L’édition 2020, présentée à Paris, sera montagneuse, de ses premiers jours jusqu’à son avant-dernière étape. Les organisateurs misent de nouveau sur l’audace.
Une singulière engeance nous invite toujours, chaque année, à la prospection impatiente et déjà au supplément d’âme que l’imagination enivre. Comme les contes pour enfants, la présentation du Tour de France reste une fabrique mythologique au capital symbolique jamais démenti. Et cette année, nous sommes servis. Autant par la prise de risque des organisateurs – rendons-leur grâce – que par l’ampleur des difficultés que le peloton aura à endurer. La Grande Boucle, entre Nice le 27 juin et les Champs-Élysées le 19 juillet (1), cheminera en effet par les cinq massifs montagneux de l’Hexagone, escaladera 29 ascensions ou cols, imposera un contre-la-montre individuel dans les rampes de La Planche-des-Belles-Filles à la veille de l’arrivée et comportera une étape inédite entre les îles d’Oléron et de Ré, situées au large de La Rochelle. Un tracé musclé, nerveux, dynamique, montagneux, qui ne laissera place à aucun répit dès le premier jour. Pour comprendre l’entr’aperçu du modèle en ampleur, comme une signature de l’audace, il suffit de se figurer ce que peuvent receler d’exigence deux informations caractéristiques : les Géants de la route devront affronter quatre mille mètres de dénivelé dès la deuxième étape dans le haut pays niçois, avant de s’étriper lors d’une arrivée au sommet, dès le quatrième jour, à Orcières-Merlette…

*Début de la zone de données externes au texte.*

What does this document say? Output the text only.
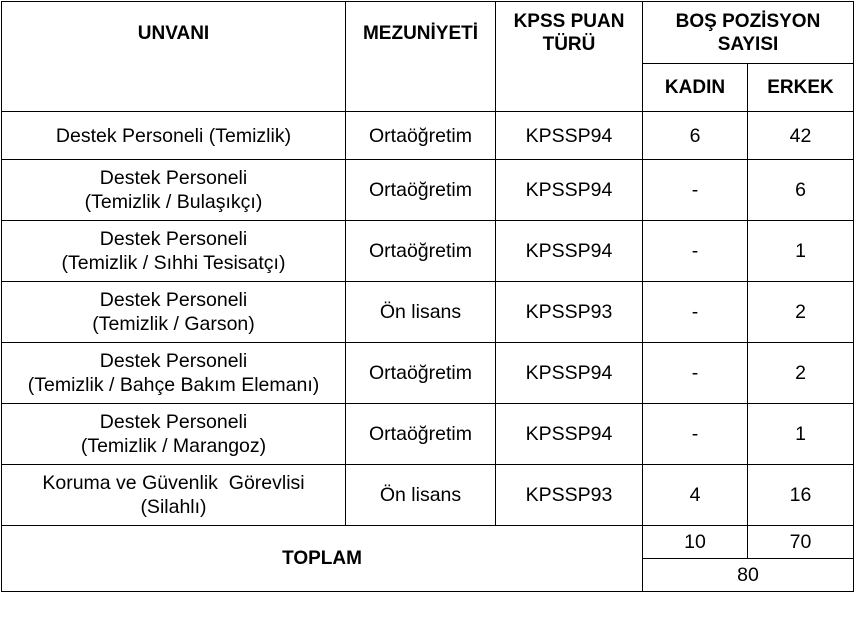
UNVANI	MEZUNİYETİ	KPSS PUAN TÜRÜ	BOŞ POZİSYON SAYISI	
			KADIN	ERKEK
Destek Personeli (Temizlik)	Ortaöğretim	KPSSP94	6	42

Destek Personeli
(Temizlik / Bulaşıkçı)	Ortaöğretim	KPSSP94	-	6

Destek Personeli
(Temizlik / Sıhhi Tesisatçı)	Ortaöğretim	KPSSP94	-	1

Destek Personeli
(Temizlik / Garson)	Ön lisans	KPSSP93	-	2

Destek Personeli
(Temizlik / Bahçe Bakım Elemanı)	Ortaöğretim	KPSSP94	-	2

Destek Personeli
(Temizlik / Marangoz)	Ortaöğretim	KPSSP94	-	1

Koruma ve Güvenlik  Görevlisi
(Silahlı)	Ön lisans	KPSSP93	4	16
TOPLAM			10	70
			80	
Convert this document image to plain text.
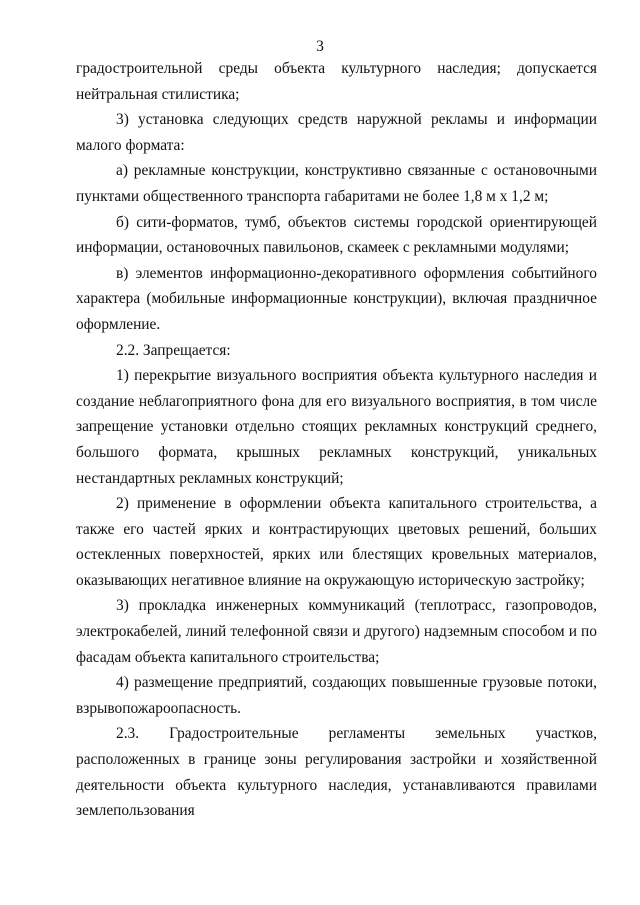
3

градостроительной среды объекта культурного наследия; допускается нейтральная стилистика;

3) установка следующих средств наружной рекламы и информации малого формата:

а) рекламные конструкции, конструктивно связанные с остановочными пунктами общественного транспорта габаритами не более 1,8 м х 1,2 м;

б) сити-форматов, тумб, объектов системы городской ориентирующей информации, остановочных павильонов, скамеек с рекламными модулями;

в) элементов информационно-декоративного оформления событийного характера (мобильные информационные конструкции), включая праздничное оформление.

2.2. Запрещается:

1) перекрытие визуального восприятия объекта культурного наследия и создание неблагоприятного фона для его визуального восприятия, в том числе запрещение установки отдельно стоящих рекламных конструкций среднего, большого формата, крышных рекламных конструкций, уникальных нестандартных рекламных конструкций;

2) применение в оформлении объекта капитального строительства, а также его частей ярких и контрастирующих цветовых решений, больших остекленных поверхностей, ярких или блестящих кровельных материалов, оказывающих негативное влияние на окружающую историческую застройку;

3) прокладка инженерных коммуникаций (теплотрасс, газопроводов, электрокабелей, линий телефонной связи и другого) надземным способом и по фасадам объекта капитального строительства;

4) размещение предприятий, создающих повышенные грузовые потоки, взрывопожароопасность.

2.3. Градостроительные регламенты земельных участков, расположенных в границе зоны регулирования застройки и хозяйственной деятельности объекта культурного наследия, устанавливаются правилами землепользования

Témoin de l’état d’esprit de franche innovation, le col de la Loze, «toit» du Tour planté à 2 304 mètres. «Le prototype du col du XXIe siècle!» s’enthousiasme le directeur de l’épreuve, Christian Prudhomme, emballé par cette nouvelle «route», plutôt une piste hallucinante de 7 kilomètres réservée aux vélos, récemment bitumée au-dessus de la station savoyarde de Méribel. Dans cette succession de ruptures de pentes, brutales à chaque contrefort, les purs grimpeurs régneront en anachorètes du genre, tout comme, probablement, lors de la double ascension et l’arrivée au sommet du Grand Colombier, le Géant du Jura devenu un «classique» depuis 2012.
Durant la présentation, à Paris, il y avait du beau monde côté prétendants, et un intérêt parfois apeuré pour un parcours atypique qui casse un peu plus les normes et projette, espérons-le, une sorte de continuation de ce que nous avons vécu d’immense lors de l’édition 2019. Le tenant du titre, le Colombien Egan Bernal, montrait des yeux de gamin envieux – il n’a que 22 ans –, comme s’il traversait encore la sidération de l’exploit: «Gagner le Tour, c’est un peu comme une drogue.» Notre héros national Julian Alaphilippe, lui, affichait un sourire aussi vaste que son tempérament: «Je suis emballé!» riait-il. Quant à Thibaut Pinot, «martyr» de juillet, il répétait: «Je suis pressé d’y être. J’y serai… et à fond.» À croire que les blessures physiques et morales ne résistent jamais à l’impatience du Tour. Ne manquaient au festin qu’Eddy Merckx et Raymond Poulidor, l’un blessé à la tête en raison d’une chute de vélo (sic), l’autre épuisé. À l’heure de rêves anticipés à la mesure de nos chers Illustres, nous pensions évidemment à eux. Une question d’engeance, sans doute.
(1) Le Tour 2020 sera avancé d’une semaine par rapport aux éditions précédentes en raison des jeux Olympiques de Tokyo.